(openPR) Das Schicksal von Kundendaten in der Insolvenz
Newsletter erhält fast jeder. Denn die elektronische Post ist ein effektives und einfaches Werbemittel, mit dem es Unternehmen gelingt auf ihre Produkte aufmerksam zu machen und im Gedächtnis der Kunden zu bleiben.
Dabei wird meist ein externer IT-Dienstleister eingeschaltet, der für die technische Abwicklung zuständig ist.
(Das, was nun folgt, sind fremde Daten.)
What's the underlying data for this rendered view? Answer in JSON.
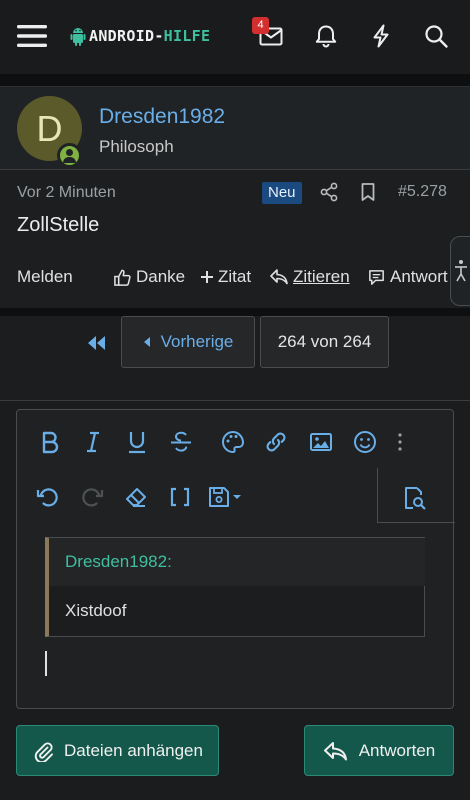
{
  "header": {
    "logo_part1": "ANDROID-",
    "logo_part2": "HILFE",
    "inbox_count": "4"
  },
  "post": {
    "user": {
      "avatar_letter": "D",
      "name": "Dresden1982",
      "title": "Philosoph"
    },
    "time": "Vor 2 Minuten",
    "new_badge": "Neu",
    "number": "#5.278",
    "body": "ZollStelle",
    "actions": {
      "report": "Melden",
      "like": "Danke",
      "multiquote": "Zitat",
      "quote": "Zitieren",
      "reply": "Antwort"
    }
  },
  "pagination": {
    "prev_label": "Vorherige",
    "page_count": "264 von 264"
  },
  "editor": {
    "quote_author": "Dresden1982:",
    "quote_text": "Xistdoof"
  },
  "buttons": {
    "attach": "Dateien anhängen",
    "submit": "Antworten"
  },
  "colors": {
    "link": "#6aaee8",
    "accent": "#3fbfa0",
    "button": "#14584c",
    "badge": "#d32f2f"
  }
}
Die Email-Adressen der Kunden werden erhoben und sodann an den Dienstleister weitergeben, der mit dem Versand des Newsletters betraut ist.
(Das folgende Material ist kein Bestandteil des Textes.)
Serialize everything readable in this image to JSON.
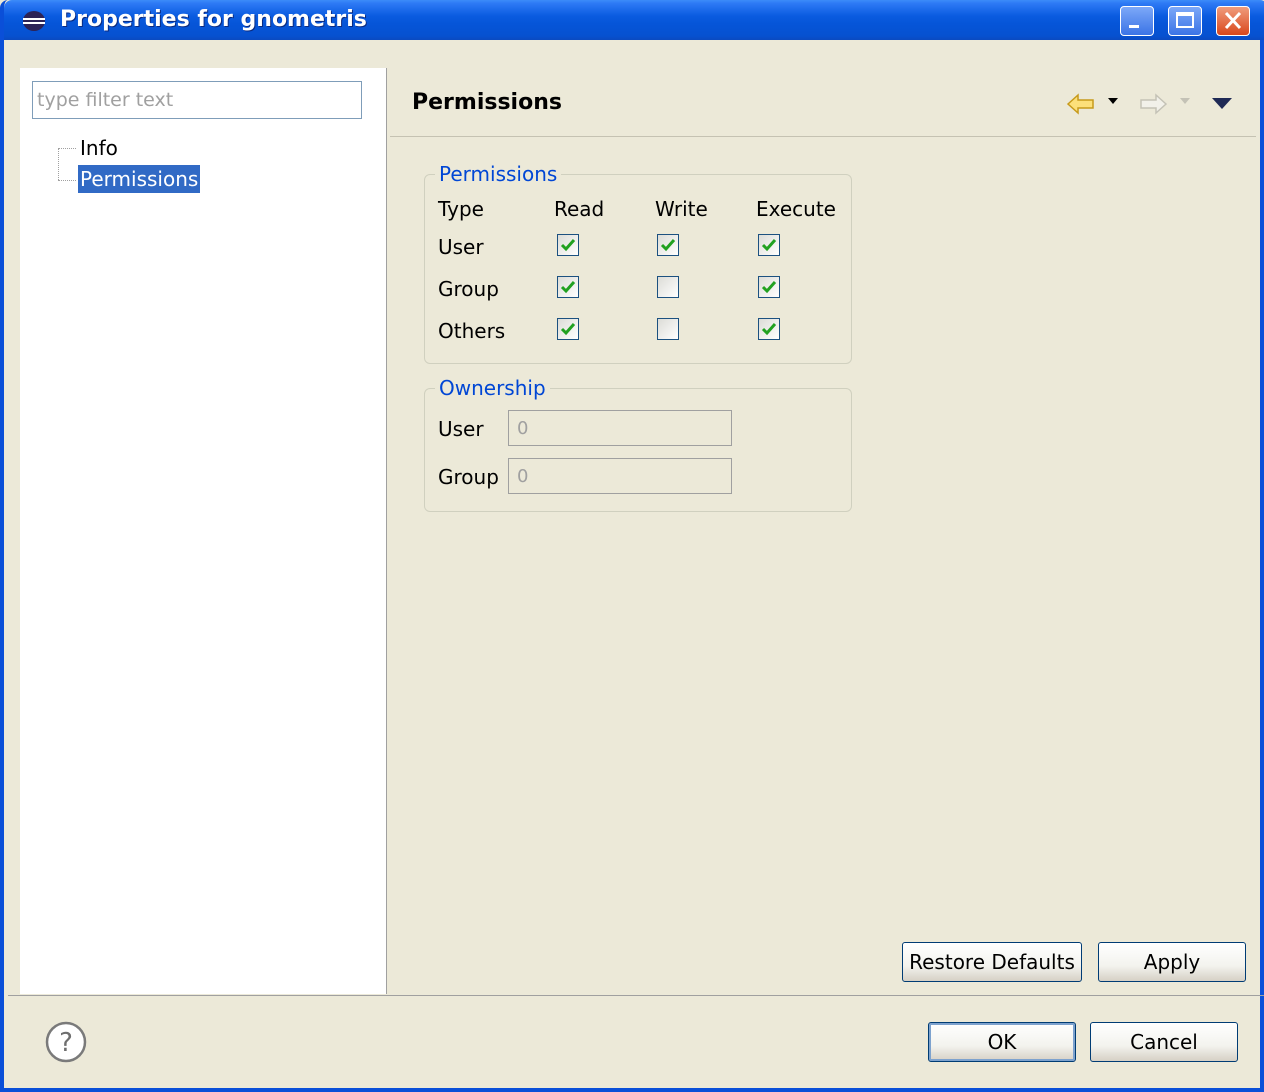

Persönliche Daten sind herauszugeben
Doch was passiert mit diesen Kundendaten, wenn der Dienstleister Insolvenz anmeldet. Das entschied nun über einen solchen Fall und stellt klar, dass persönliche Daten, die Kunden über die Homepage eines Unternehmens eingeben, um sich für den Bezug eines elektronischen Newsletters dieses Unternehmens an- oder abzumelden, im Falle der Insolvenz des Dienstleisters, auszusondern und an das Unternehmen herauszugeben sind.
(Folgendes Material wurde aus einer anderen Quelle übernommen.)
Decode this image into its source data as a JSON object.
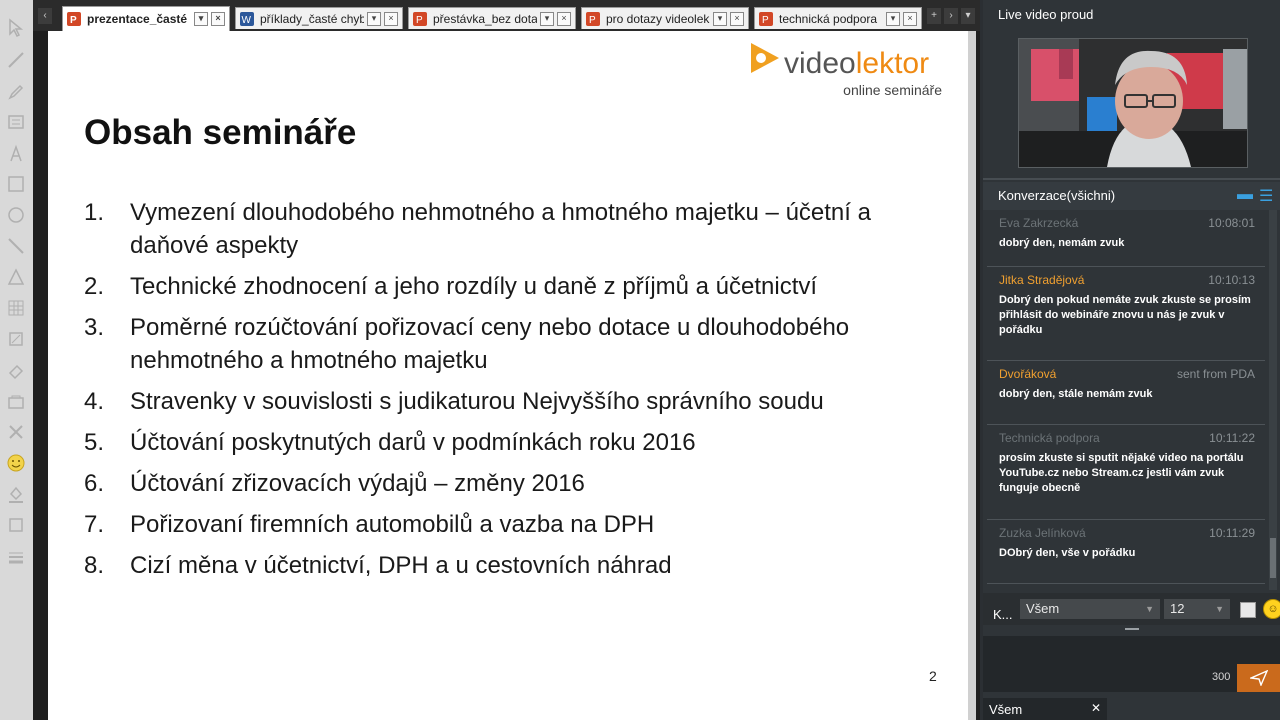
{
  "tabs": [
    {
      "label": "prezentace_časté",
      "type": "powerpoint",
      "active": true
    },
    {
      "label": "příklady_časté chyb",
      "type": "word",
      "active": false
    },
    {
      "label": "přestávka_bez dota",
      "type": "powerpoint",
      "active": false
    },
    {
      "label": "pro dotazy videolek",
      "type": "powerpoint",
      "active": false
    },
    {
      "label": "technická podpora",
      "type": "powerpoint",
      "active": false
    }
  ],
  "slide": {
    "logo_brand_a": "video",
    "logo_brand_b": "lektor",
    "logo_sub": "online semináře",
    "title": "Obsah semináře",
    "items": [
      {
        "num": "1.",
        "text": "Vymezení dlouhodobého nehmotného a hmotného majetku – účetní a daňové aspekty"
      },
      {
        "num": "2.",
        "text": "Technické zhodnocení a jeho rozdíly u daně z příjmů a účetnictví"
      },
      {
        "num": "3.",
        "text": "Poměrné rozúčtování pořizovací ceny nebo dotace u dlouhodobého nehmotného a hmotného majetku"
      },
      {
        "num": "4.",
        "text": "Stravenky v souvislosti s judikaturou Nejvyššího správního soudu"
      },
      {
        "num": "5.",
        "text": "Účtování poskytnutých darů v podmínkách roku 2016"
      },
      {
        "num": "6.",
        "text": "Účtování zřizovacích výdajů – změny 2016"
      },
      {
        "num": "7.",
        "text": "Pořizovaní firemních automobilů a vazba na DPH"
      },
      {
        "num": "8.",
        "text": "Cizí měna v účetnictví, DPH a u cestovních náhrad"
      }
    ],
    "page_number": "2"
  },
  "video": {
    "title": "Live video proud"
  },
  "chat": {
    "title": "Konverzace(všichni)",
    "messages": [
      {
        "author": "Eva Zakrzecká",
        "time": "10:08:01",
        "text": "dobrý den, nemám zvuk",
        "author_color": "#6c7377"
      },
      {
        "author": "Jitka Stradějová",
        "time": "10:10:13",
        "text": "Dobrý den pokud nemáte zvuk zkuste se prosím přihlásit do webináře znovu u nás je zvuk v pořádku",
        "author_color": "#f0a030"
      },
      {
        "author": "Dvořáková",
        "time": "sent from PDA",
        "text": "dobrý den, stále nemám zvuk",
        "author_color": "#f0a030"
      },
      {
        "author": "Technická podpora",
        "time": "10:11:22",
        "text": "prosím zkuste si sputit nějaké video na portálu YouTube.cz nebo Stream.cz jestli vám zvuk funguje obecně",
        "author_color": "#6c7377"
      },
      {
        "author": "Zuzka Jelínková",
        "time": "10:11:29",
        "text": "DObrý den, vše v pořádku",
        "author_color": "#6c7377"
      }
    ],
    "compose_label": "K...",
    "recipient": "Všem",
    "font_size": "12",
    "char_count": "300",
    "footer_tab": "Všem"
  }
}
Schuldrechtliche Vereinbarung oder dingliches Recht?
In dem zu entscheidenden Fall weigerte sich der Insolvenzverwalter des Dienstleisters, die Daten an das Unternehmen herauszugeben. Nach Ansicht des Beklagten stellt der Vertag zwischen dem Unternehmen und dem Dienstleister, aus welchem sich ein Herausgabeanspruch ergeben könnte, lediglich eine schuldrechtliche Vereinbarung dar. Eine solche reicht jedoch nicht aus um nach § 47 InsO die Aussonderung zu verlangen. § 47 InsO verlangt nämlich ein dingliches oder persönliches Recht.
Dieser Argumentation schlossen sich die Richter in Düsseldorf nicht an. Sie begründeten ihre Entscheidung damit, dass sich ein Anspruch auf Herausgabe der Kundendaten aus der Vorschrift des § 667 1.Alternative BGB ergibt, die ein Aussonderungsrecht im Sinne des § 47 InsO begründet.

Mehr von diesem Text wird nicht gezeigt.